This one time I went into the kitchen with the intention of making allergy friendly Anzac Cookies. I ended up distracted by the many fun ingredients I had recently received, and before I knew it, I did not actually know what I was making anymore. What I did know, was that the batter tasted pretty damn amazing, and you can't argue with that my friends. While these bad boys may not look like Macaroons, they do taste like them, and if your mum taught you anything while growing up, I'm willing to bet she used the, "don't judge a book by it's cover," line. She was right. The 'cover' of these cookies says something totally different. The 'inside' says, "I am a Macaroon and I am damn delicious."

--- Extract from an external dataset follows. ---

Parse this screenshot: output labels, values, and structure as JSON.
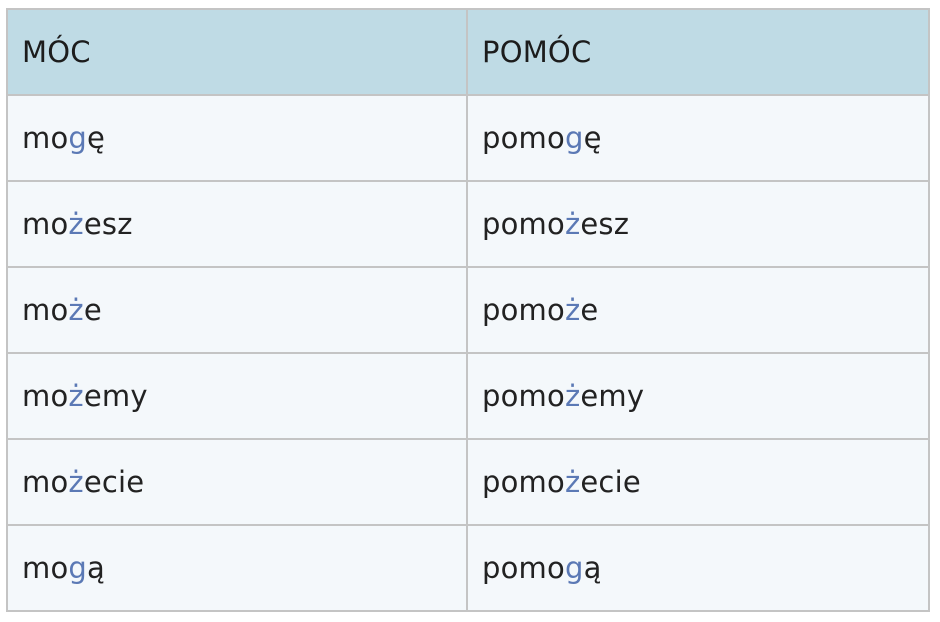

- 120g margarine or dairy free equivalent
- 60g dessicated coconut (I used Absolute Organic from my Goodness Me Box)
- 45g almond meal (I used Lucky Nuts)
- 80g GF flour plain (I used White Wings)
- Wheat Free Oats 1/2 cup
- GF Cornflakes 1/2 cup
- 2 Tablespoons rice malt syrup (I used Pure Harvest)
- 2 tablespoons / 30ml maple syrup
- 50-60g vegan chocolate (melted)
- Melt the margarine in a saucepan on medium heat before stirring in the rice malt and maple syrups.
- Once combined, add the wet ingredients to dry and mix well.
- A sticky/doughy texture should form, place spoons of these onto prepared trays for baking. Flatten with the back of the spoon.
- Bake for 15 minutes (or until golden) in a preheated oven at 180c.
- These will be quite "doughy" still once taken out but will firm a little once cooled down. Melt chocolate and coat, dip, drizzle, whatever ma nizzle! Just get the chocolate on there and sneak a coco cookie before everyone else gets a whiff.